Once inside the new Garanti branches, the emphasis is on making transactions easy. The self-service terminals inside (which can take cash for deposit or making payments) are open 24 hours a day, with screens to close off the teller areas.

Retailers selling financial services

Any study of retailers in banking has to look at retailers that are selling their own-brand financial services. Tesco Personal Finance, Sainsbury’s Bank, Marks & Spencer Money and Virgin Money are just some of the best-known in the UK. Every major country has its equivalents.

Marks & Spencer Money is an unusual case. HSBC bought it outright from M&S in November last year for about £700m. Yet it is jointly managed, the name stays the same, its main distribution channel is the M&S stores, and the profits will be shared 50-50 for 10 years.

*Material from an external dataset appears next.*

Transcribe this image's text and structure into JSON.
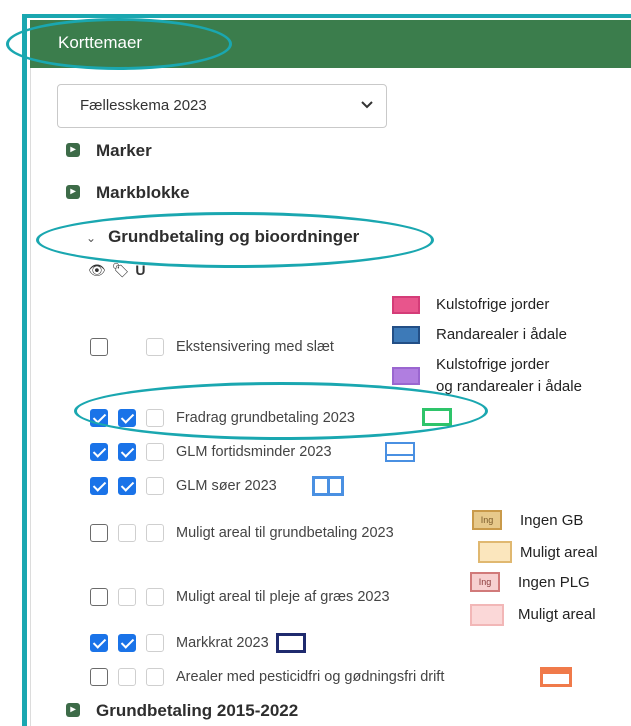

That is an example in extremis of a bank that is so enamoured of the power of retail in financial services that it did not just ‘think shop’, it bought the shop. Yet the balance has to be right, it still needs bankers – which is why the top team at M&S Money are bankers: Brendan Cook, chief executive, was formerly in charge of HSBC’s group cards business; David MacKay, commercial director, moved over from HSBC in May; and Eddie Nott, chief operating officer, used to work for GE Capital.

Michael Geoghegan, HSBC’s chief executive, says: “Combining our expertise in banking with Marks & Spencer’s prestige and experience in retailing will create an exciting new force in UK financial services.”

This nicely illustrates the point that the best retailing banking models today have to use a combination of techniques, principles and people from both retail and banking. One set without the other set will not work.